A tropa do duque da Terceira desembarcara em Cacela, entre o estuário do Guadiana e Tavira, a 24 de Junho, após três dias de viagem sem novidade ao longo da costa. A esquadra miguelista era um mistério bem guardado dentro da barra do Tejo.

Após quase um ano metido numa cidade cercada, Filipe de Villepin tinha a sensação de estar redescobrindo o vasto mundo naquela partícula a que chamava pátria, muito mais ideia que rincão, mais fantasia que realidade. Ao passar em frente dos recortes do litoral, dava ao que via os nomes que ouvira antes e deslumbrava-se por descobri-los – a Figueira, alvo e longínquo casario arrimado à foz do Mondego; Peniche e os alcantis fragorosos do cabo Carvoeiro, com o círculo alaranjado do Sol avermelhando o céu e o mar com o seu lento mergulho, para lá das Berlengas, e as sombras em que, depois da Roca, ecoava mais forte o marulhar da vaga larga no costado do vapor; e, ao dobrar a massa imponente e mais negra que a noite do promontório e do cabo de S. Vicente, as silhuetas dos frades do Hospício do Cabo recortadas na fogueira que tinham acendido para celebrarem a véspera de S. João; e Lagos branquíssima na antemanhã; e Faro, e Tavira, e a boca prateada da baía de Cacela.
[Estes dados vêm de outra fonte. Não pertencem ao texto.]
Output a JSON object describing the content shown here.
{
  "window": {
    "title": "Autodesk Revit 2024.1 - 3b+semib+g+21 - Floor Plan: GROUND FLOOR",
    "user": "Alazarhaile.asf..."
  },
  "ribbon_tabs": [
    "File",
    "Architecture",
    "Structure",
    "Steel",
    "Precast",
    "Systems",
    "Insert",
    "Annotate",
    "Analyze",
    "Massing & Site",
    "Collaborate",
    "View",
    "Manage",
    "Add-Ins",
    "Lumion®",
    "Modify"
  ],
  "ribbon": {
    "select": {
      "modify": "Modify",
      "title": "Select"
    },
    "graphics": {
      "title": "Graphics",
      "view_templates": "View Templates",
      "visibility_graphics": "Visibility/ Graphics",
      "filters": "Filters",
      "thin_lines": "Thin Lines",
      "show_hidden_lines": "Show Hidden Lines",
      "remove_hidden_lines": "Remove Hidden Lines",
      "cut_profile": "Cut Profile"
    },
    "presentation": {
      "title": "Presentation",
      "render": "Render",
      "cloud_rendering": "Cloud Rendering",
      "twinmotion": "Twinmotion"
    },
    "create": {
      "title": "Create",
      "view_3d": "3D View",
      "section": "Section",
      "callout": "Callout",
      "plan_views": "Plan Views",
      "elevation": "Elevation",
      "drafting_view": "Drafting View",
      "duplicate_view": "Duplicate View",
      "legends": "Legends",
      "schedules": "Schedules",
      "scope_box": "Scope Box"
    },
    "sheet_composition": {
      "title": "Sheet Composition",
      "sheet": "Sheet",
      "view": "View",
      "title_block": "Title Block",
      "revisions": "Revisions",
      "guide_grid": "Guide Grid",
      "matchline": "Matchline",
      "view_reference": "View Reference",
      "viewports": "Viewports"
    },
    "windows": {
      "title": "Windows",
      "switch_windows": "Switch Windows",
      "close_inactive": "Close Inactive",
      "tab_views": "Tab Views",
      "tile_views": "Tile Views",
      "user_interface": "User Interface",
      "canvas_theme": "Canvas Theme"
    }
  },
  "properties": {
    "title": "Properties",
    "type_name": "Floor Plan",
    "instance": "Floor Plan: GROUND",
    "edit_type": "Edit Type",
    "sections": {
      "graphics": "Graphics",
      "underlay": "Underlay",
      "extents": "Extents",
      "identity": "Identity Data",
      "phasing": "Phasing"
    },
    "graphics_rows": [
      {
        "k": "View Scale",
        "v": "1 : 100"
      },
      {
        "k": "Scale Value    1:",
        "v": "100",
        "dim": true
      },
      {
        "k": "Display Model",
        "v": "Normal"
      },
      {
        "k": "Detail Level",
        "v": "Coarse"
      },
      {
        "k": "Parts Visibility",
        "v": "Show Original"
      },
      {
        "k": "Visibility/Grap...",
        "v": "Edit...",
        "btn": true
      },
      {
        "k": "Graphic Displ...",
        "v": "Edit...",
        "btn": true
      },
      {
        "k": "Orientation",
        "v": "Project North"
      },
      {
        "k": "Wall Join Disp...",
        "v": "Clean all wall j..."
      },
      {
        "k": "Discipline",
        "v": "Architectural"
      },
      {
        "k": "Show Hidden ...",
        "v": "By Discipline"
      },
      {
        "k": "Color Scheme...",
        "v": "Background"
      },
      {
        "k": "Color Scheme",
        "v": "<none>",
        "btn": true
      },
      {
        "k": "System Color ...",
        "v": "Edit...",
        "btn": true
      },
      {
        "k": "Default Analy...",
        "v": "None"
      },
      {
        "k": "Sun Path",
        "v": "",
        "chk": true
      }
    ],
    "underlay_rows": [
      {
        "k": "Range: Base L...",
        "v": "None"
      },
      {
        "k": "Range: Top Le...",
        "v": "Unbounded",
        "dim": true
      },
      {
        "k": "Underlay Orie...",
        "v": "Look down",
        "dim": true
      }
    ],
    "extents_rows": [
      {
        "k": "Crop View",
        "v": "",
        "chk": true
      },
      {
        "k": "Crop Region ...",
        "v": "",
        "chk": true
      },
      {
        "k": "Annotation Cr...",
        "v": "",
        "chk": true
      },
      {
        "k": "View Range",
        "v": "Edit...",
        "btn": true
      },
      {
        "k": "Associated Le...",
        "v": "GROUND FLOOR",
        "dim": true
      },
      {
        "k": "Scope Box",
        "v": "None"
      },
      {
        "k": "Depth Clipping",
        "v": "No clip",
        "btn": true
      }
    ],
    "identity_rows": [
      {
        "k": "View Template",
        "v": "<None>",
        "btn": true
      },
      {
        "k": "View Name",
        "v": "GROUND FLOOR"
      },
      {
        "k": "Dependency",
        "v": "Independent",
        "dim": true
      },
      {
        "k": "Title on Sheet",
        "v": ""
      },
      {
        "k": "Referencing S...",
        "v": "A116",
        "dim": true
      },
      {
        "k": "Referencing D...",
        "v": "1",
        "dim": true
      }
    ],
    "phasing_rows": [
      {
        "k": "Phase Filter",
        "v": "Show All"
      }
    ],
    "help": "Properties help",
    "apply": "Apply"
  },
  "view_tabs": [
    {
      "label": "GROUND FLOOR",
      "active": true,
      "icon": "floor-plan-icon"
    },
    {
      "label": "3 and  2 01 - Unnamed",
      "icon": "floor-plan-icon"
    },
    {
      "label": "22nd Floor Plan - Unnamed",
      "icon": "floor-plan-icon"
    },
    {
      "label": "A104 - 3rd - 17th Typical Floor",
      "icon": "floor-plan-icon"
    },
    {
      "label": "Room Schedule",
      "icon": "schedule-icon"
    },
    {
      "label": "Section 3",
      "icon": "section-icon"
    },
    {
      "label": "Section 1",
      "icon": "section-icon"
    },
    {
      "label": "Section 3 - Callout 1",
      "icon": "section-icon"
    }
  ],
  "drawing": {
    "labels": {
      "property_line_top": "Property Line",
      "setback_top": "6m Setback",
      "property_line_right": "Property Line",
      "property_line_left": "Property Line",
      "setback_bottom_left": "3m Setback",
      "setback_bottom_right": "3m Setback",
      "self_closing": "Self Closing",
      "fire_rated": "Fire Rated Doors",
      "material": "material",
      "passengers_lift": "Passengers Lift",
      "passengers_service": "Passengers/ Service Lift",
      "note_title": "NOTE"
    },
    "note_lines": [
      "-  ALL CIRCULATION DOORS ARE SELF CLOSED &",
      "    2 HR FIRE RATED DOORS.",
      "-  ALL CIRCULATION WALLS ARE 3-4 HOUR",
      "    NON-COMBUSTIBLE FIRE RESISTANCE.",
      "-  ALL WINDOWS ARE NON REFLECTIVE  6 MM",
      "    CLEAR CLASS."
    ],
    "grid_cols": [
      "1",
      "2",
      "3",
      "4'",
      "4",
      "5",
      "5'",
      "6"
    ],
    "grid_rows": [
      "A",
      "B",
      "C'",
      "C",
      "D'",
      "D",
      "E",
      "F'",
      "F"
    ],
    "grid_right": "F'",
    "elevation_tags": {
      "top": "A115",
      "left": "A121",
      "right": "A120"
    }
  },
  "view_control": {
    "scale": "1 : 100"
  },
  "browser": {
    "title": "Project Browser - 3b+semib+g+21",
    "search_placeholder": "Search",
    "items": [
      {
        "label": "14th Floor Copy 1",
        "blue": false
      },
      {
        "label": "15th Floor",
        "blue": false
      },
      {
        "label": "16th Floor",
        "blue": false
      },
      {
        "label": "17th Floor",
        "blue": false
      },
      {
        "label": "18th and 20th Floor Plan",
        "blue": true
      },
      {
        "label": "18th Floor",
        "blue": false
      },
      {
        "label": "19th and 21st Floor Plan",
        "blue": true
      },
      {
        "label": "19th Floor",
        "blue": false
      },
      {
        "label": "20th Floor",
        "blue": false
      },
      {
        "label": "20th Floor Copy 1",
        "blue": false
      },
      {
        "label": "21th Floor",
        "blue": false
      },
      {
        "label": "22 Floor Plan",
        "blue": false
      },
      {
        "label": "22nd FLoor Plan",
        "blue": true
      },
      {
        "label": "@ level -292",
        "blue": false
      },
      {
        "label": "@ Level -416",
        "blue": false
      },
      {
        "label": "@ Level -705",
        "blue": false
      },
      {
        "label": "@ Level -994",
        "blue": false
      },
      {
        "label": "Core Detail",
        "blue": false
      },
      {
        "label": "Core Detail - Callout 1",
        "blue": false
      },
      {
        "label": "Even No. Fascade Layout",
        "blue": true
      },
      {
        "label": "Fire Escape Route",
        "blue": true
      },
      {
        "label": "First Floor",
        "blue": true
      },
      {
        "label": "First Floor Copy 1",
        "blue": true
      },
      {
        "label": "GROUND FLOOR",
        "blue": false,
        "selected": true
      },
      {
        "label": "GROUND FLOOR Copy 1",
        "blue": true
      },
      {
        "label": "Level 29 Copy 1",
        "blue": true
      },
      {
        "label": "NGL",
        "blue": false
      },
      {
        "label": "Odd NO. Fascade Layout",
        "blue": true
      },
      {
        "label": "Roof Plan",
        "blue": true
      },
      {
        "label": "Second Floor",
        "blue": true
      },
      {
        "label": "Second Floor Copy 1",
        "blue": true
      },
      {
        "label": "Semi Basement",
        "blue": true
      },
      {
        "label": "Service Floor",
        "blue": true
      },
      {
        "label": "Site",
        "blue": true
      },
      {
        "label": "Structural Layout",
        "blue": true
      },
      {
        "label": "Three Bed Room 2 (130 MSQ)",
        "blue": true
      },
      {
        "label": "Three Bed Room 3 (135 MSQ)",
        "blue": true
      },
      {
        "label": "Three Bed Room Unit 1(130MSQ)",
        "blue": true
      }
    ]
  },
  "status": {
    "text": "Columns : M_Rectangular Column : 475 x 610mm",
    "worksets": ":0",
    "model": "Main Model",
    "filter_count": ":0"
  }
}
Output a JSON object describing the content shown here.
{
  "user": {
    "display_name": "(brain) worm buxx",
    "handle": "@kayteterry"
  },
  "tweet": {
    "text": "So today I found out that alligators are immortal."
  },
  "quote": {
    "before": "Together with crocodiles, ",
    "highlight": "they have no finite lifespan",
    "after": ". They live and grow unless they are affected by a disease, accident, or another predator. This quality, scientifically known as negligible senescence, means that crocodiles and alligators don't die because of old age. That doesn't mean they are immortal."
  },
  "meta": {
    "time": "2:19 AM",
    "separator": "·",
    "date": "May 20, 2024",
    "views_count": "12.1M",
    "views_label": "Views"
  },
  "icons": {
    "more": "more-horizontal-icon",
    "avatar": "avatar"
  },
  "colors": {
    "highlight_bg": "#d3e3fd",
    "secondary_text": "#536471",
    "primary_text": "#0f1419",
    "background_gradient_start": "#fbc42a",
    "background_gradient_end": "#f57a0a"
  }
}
Nem os tiros soltos de algumas baterias de costa, que os não puderam atingir, o distraíram da contemplação maravilhada duma aura de espuma e areia pontuada por coroas de rochedos e cortada por arribas que anunciavam o ocre da terra. E era o palpitar do coração dessa terra que ele sondava, com a esperança renovada no verdadeiro regresso povoado pelas promessas forjadas no exílio e nos grandes sofrimentos do Porto. Os navios de guerra, a Rainha de Portugal, a D. Pedro, a D. Maria, o Portuense, o Vila Flor e a Faro, toda a frota liberal, formados em linha diante dos vapores, dispararam uma salva contra a única peça postada em Cancela, pondo os artilheiros em fuga. Sem mais, desembarcaram.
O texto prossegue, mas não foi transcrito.